Tai Shan is back in China, settling into Villa #1 at the Bifengxia Panda Base in Ya’an in Szechuan province, and now the clock’s ticking for the National Zoo’s other giant pandas, Mei Xiang and Tian Tian. Their ten-year “rental” contracts run out in December, meaning that the zoo is gearing up for negotiations.
“Ideally we’ll have made progress by summer, which will determine exactly what happens to our panda program,” says Dennis Kelly, the National Zoo’s new director.
Kelly has experience with pandas: The FedEx plane carrying Tai Shan back to China also carried a panda cub from Atlanta, where Kelly had been head of the zoo.

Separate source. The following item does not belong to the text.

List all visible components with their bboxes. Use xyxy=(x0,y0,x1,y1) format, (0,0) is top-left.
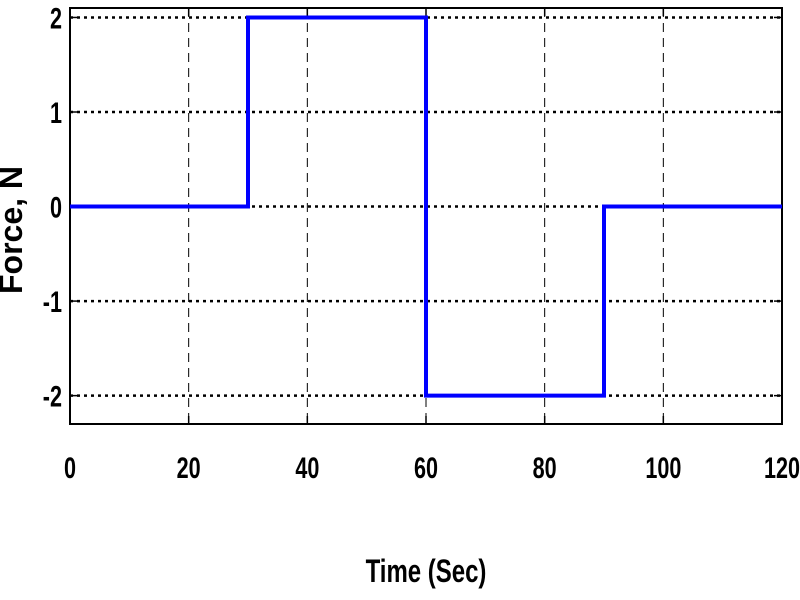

National Zoo officials hope to secure a five-to-ten-year extension for its current panda pair; it now pays about $1 million a year to China to “rent” the pandas.
China’s a tough negotiator, knowing that the bears are huge draws for US zoos.
Could Washington end up pandaless?
“We’re confident giant pandas will always reside at the National Zoo,” says Don Moore, associate director of animal-care sciences.
Kelly, though, isn’t putting all his cubs in one basket: “I also think everyone will enjoy our new Andean bear cubs when they make their debut later this spring.”
Meanwhile, the zoo is still doing a brisk business in Tai Shan memorabilia—the best-selling item is a small plush bear with his name sewn on the foot.